The Democratic Republic of Congo is extraditing one of the most wanted suspects in the Rwandan genocide to face charges for his crimes.
Ladislas Ntaganzwa was arrested in eastern Congo last year and was transferred into U.N. custody early Sunday before being sent to the Rwandan capital, Kigali.
Ntaganzwa is expected to be tried on nine counts of genocide, crimes against humanity and violations the Geneva conventions.
He served as mayor of the Nyakizu commune in Butare prefecture where he helped establish paramilitary forces bent on committing genocide. He and his forces are accused of organizing the massacre of some 20,000 ethnic Tutsis over a four-day period.
Captured in December
Congolese authorities said Ntaganzwa was arrested in Rushihe in December after a military operation dismantled the local headquarters of his rebel group, known by its French acronym, the FDLR.

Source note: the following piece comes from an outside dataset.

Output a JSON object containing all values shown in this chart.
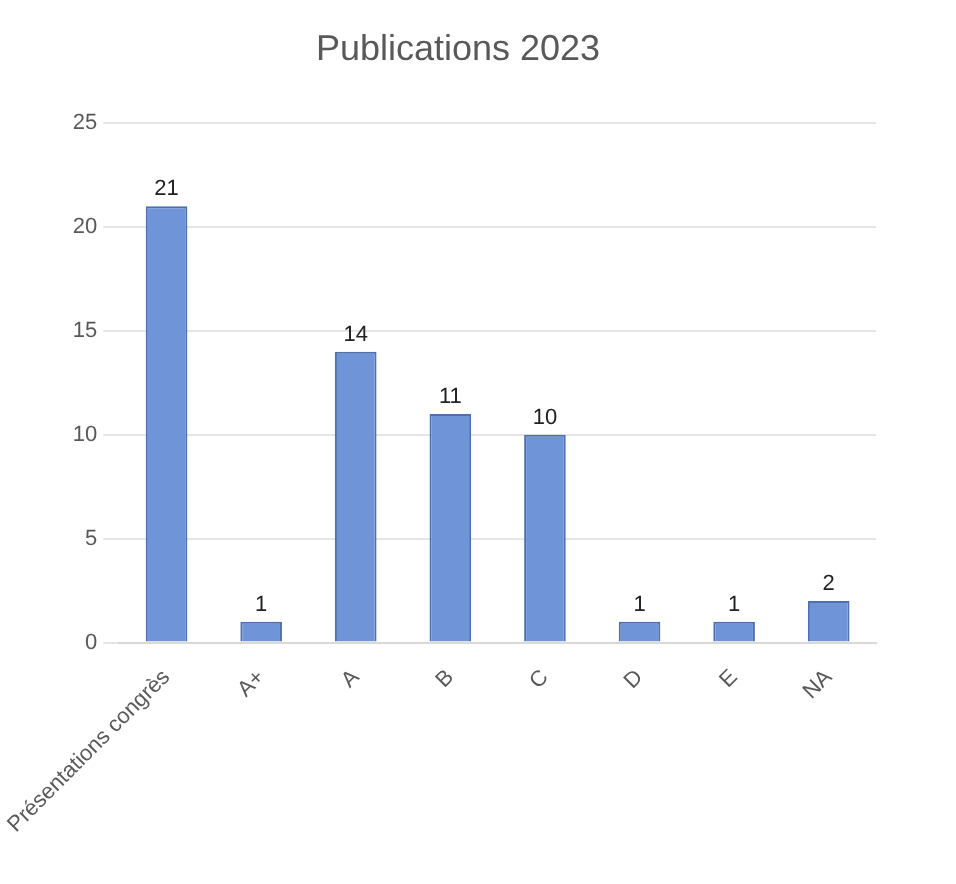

He was initially wanted for trial by the Tanzania-based U.N. International Criminal Tribunal for Rwanda, but the case was transferred to Rwanda.
Other top fugitives at large include Felicien Kabuga, the alleged chief financier of the genocide; Protais Mpiranya, the former commandant of the notorious Presidential Guards; and former Defense Minister Augustin Bizimana.
An estimated 800,000 Tutsis and politically moderate Hutus were killed in the 1994 genocide.
Some material for this report came from AP and AFP.